Mrs. Broz can speak a few words of English but no foreign language is easy for her so we talked almost entirely through Mrs. Vilfan.
With the Marshal we occasionally spoke a little German and he spoke a little English, too. But, as both of us were anxious to have our thoughts very clearly understood, Mr. Vilfan translated almost the whole time.
Soon after Dr. Gurewitsch and Miss Corr arrived all of us went down to the boat which took us over to a charming small island which has been arranged as a real retreat. A stone shelter house has been built with long tables and seats running all around it but open on one side to the water. The paths are out through dense brush shrub and along the paths there are bathing houses, temporary affairs with slat floors and canvas sides and tops on frames.
At the beach were two Kayaks and five different types of chairs for reclining purposes. We talked until lunch and I found a great virtue in this busy man. He seemed unhurried, unharassed and interested in our talk.
After lunch we talked again until enough time had elapsed so that we could go swimming.

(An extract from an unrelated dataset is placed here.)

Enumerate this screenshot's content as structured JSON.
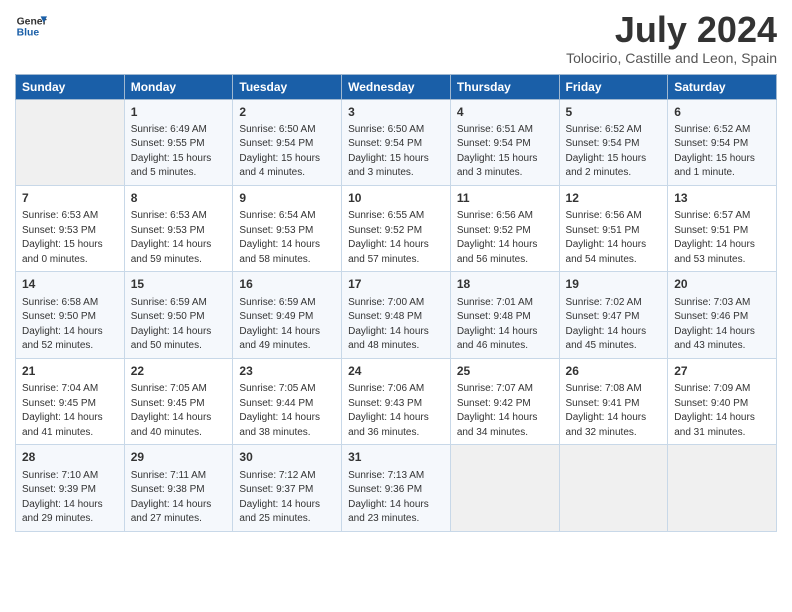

This was the first sandy beach I had seen in Yugoslavia and it certainly was pleasant to walk into the water without pebbles or rocks to bruise one's feet.
Later in the afternoon we were off again on the water, going along the Istrian coast, near enough to see some of the old towns.
We did not return to Brioni till after dinner and I was certainly most grateful for the amount of time which had been given me and the great feeling of warmth and hospitality which we had all enjoyed.